The warrants were issued shortly after Rainsy made a public statement pledging to return to Cambodia despite the threat of arrest.
He said Cambodia had become “the private property of one individual and family”, referring to the vast wealth accumulated by Prime Minister Hun Sen’s family. “The individual and family have been dividing Cambodia to sell off in pieces to foreigners,” he added.
In the face of possible trade sanctions from the European Union and the United States, he said Cambodians should come together “to liberate our nation from this individual and family who are robbing and destroying the nation”.
Chhai Eang said the party leaders had expected to be charged because “Hun Sen does not want the CNRP to be active.”
Rainsy has repeatedly called for “uprisings” by the Cambodian people and the military to overthrow Hun Sen.
Phay Siphan, a government spokesman, said the former opposition leaders had ignored the “government’s efforts to make a compromise”, without elaborating on what efforts had been made. “They are against the elections, Cambodian law, and even the constitution,” he said.
Human rights activist Suon Bunsak said the issuance of the warrants had only served to compound the “increasingly serious” political situation in Cambodia.

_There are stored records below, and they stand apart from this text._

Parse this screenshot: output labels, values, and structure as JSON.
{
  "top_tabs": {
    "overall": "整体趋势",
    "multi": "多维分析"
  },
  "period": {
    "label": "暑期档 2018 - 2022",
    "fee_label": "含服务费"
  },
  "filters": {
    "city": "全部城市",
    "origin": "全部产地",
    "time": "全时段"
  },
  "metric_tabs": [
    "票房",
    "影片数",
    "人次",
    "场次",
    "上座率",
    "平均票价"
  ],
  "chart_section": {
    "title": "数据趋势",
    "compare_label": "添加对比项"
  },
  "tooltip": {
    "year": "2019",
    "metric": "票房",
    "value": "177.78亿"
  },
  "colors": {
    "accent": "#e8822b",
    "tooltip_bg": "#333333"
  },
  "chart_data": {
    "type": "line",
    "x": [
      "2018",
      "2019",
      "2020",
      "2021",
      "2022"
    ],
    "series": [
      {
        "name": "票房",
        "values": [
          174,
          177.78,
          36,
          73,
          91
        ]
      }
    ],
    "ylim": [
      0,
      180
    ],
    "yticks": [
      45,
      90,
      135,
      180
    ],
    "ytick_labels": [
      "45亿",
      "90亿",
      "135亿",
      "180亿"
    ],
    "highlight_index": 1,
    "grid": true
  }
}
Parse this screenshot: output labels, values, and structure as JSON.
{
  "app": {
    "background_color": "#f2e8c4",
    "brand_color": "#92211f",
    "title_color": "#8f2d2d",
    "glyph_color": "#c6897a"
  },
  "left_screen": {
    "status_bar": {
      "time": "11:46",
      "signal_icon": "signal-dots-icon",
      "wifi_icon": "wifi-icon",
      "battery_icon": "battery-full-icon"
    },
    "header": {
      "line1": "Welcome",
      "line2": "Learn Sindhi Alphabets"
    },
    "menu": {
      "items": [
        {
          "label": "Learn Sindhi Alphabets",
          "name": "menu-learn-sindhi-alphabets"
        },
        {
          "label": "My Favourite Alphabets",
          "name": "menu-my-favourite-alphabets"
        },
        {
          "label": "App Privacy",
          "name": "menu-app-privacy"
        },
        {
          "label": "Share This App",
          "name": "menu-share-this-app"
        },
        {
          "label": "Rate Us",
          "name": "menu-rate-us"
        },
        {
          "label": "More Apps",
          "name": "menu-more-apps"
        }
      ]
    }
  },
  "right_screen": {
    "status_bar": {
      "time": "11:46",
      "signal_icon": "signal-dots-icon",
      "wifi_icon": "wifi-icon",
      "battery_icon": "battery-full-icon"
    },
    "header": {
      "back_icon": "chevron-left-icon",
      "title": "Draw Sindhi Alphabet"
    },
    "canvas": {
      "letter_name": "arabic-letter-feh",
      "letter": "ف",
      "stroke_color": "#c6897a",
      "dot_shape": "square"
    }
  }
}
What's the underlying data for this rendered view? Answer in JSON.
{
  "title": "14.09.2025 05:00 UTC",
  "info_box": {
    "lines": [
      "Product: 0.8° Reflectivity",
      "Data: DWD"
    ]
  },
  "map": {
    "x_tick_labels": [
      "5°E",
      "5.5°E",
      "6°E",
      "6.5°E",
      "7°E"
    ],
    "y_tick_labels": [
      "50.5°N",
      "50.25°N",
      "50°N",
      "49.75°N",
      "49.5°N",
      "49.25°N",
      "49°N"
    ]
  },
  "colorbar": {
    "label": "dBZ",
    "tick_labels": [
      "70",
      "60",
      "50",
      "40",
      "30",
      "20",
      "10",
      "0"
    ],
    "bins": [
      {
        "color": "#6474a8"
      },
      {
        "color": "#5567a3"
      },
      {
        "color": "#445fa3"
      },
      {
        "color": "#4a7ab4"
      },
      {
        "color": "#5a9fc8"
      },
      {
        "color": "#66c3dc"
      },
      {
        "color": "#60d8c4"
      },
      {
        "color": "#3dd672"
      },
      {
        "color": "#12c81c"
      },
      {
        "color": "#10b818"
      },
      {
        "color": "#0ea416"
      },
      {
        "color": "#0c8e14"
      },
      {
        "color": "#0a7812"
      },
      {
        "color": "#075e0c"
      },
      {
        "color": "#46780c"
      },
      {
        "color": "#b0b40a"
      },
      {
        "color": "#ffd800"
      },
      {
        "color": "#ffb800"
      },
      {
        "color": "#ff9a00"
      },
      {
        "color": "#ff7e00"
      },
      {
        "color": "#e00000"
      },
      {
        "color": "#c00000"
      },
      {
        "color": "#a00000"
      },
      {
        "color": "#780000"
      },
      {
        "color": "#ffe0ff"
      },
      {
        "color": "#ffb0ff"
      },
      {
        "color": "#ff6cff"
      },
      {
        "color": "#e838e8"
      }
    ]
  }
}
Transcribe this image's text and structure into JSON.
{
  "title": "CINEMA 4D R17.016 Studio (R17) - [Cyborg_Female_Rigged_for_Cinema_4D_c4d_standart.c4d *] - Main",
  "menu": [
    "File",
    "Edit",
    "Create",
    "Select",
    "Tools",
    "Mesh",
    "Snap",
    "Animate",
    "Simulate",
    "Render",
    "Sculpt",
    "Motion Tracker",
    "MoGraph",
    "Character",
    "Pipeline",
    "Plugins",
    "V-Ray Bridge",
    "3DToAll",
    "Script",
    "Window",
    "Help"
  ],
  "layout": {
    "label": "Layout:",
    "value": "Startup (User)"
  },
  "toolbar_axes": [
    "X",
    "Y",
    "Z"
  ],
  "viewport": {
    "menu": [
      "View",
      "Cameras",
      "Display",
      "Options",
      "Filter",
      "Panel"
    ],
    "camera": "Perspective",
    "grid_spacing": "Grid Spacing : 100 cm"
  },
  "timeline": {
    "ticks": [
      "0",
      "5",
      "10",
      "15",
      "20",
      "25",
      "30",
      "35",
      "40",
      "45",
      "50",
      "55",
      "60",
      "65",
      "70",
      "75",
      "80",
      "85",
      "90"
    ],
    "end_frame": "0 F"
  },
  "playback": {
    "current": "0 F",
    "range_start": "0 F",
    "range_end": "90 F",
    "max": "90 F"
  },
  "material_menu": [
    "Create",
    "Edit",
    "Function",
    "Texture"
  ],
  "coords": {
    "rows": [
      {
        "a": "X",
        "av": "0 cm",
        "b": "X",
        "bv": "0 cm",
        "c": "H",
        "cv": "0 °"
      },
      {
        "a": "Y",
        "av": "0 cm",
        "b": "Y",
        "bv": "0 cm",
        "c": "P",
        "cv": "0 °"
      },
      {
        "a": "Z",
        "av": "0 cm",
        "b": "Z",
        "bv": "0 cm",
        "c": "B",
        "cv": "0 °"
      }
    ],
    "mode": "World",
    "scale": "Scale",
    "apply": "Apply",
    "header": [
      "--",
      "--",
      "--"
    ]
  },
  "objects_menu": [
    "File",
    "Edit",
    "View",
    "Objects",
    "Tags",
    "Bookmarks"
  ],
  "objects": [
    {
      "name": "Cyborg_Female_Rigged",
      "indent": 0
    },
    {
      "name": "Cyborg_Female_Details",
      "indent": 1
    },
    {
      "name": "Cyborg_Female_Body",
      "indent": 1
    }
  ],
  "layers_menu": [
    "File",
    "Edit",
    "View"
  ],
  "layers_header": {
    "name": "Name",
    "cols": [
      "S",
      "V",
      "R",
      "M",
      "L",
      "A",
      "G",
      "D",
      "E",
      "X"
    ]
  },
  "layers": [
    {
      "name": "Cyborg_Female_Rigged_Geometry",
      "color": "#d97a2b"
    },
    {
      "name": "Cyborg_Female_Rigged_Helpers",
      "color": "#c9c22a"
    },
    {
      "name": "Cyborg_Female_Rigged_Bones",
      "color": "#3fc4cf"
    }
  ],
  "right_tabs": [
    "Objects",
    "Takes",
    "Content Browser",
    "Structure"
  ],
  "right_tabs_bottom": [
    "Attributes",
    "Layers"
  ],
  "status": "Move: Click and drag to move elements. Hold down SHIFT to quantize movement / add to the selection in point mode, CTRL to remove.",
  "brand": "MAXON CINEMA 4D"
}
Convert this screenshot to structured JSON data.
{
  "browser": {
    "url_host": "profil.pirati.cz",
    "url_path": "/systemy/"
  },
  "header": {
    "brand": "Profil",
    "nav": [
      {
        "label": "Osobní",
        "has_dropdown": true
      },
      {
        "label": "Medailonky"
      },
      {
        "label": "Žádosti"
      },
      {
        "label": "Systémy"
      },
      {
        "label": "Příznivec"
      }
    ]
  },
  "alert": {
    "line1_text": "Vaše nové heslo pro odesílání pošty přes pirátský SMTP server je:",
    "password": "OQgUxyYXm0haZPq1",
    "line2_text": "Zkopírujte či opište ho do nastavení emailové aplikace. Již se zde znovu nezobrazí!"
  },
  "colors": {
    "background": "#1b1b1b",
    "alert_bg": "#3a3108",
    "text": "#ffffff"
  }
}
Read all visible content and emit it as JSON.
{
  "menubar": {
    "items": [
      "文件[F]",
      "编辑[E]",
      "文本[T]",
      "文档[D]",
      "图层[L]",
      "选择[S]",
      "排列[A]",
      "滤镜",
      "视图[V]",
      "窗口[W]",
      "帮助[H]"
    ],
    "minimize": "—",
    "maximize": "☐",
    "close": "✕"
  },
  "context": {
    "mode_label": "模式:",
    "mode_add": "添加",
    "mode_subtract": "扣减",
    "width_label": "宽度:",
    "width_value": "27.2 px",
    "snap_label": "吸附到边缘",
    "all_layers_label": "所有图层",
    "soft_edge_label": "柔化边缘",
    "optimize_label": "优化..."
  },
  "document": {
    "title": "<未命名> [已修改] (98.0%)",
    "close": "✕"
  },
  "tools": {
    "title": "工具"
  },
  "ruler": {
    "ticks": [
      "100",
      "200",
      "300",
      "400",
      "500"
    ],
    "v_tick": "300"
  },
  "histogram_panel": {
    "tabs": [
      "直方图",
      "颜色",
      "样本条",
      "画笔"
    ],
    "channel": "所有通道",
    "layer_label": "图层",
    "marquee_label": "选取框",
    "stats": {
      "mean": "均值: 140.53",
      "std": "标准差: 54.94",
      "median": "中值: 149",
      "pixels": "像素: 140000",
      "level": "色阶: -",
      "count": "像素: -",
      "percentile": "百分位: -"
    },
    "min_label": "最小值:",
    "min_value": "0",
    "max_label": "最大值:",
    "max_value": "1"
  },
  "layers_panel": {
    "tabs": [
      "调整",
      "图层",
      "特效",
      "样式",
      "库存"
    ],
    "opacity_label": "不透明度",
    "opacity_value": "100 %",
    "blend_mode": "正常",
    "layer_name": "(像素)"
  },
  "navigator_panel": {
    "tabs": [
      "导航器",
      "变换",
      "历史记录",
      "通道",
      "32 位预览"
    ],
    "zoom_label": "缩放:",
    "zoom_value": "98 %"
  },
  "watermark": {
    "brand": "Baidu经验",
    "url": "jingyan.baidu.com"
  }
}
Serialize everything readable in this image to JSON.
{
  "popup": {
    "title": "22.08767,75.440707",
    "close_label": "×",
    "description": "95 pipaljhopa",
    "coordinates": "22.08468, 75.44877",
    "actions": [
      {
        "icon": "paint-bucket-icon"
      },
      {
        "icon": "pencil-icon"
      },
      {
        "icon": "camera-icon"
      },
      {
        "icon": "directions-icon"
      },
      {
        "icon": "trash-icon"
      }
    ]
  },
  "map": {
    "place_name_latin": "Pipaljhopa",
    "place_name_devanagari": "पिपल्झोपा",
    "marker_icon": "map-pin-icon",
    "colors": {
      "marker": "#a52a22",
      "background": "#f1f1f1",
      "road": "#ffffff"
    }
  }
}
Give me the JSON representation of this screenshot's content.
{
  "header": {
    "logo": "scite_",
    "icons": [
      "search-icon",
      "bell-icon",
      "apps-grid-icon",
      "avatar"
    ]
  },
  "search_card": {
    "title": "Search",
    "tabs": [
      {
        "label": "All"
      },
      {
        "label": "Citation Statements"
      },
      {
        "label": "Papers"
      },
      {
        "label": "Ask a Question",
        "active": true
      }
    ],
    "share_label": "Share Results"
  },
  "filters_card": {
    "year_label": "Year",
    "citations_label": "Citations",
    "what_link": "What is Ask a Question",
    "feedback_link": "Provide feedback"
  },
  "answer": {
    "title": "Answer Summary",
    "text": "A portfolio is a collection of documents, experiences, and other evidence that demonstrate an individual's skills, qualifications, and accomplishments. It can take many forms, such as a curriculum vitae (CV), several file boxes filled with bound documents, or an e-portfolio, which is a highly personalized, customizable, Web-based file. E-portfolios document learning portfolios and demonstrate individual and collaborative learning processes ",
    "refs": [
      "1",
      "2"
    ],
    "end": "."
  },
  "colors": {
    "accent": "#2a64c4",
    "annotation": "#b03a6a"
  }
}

“I think the court’s action in issuing these arrest warrants will make the situation more serious,” he said. “Cambodian politicians should find a way to come up with a political agreement to work together for the national interest. The court's action is contrary to the will and wishes of the international community, who want to see us working together well.”
Prime Minister Hun Sen has given a majority of the 118 banned officials until April to make a request to have their political rights reinstated and threatened to seize their wealth if they publicly insult him.
So far nine ex-opposition officials have been pardoned.
“These people understand that their duty to participate in nation-building is through politics,” said Siphan, the government spokesman. “Those who proclaim themselves as Democrats but pressure others not to ask for a pardon by accusing them of being a traitor are themselves, dictators.”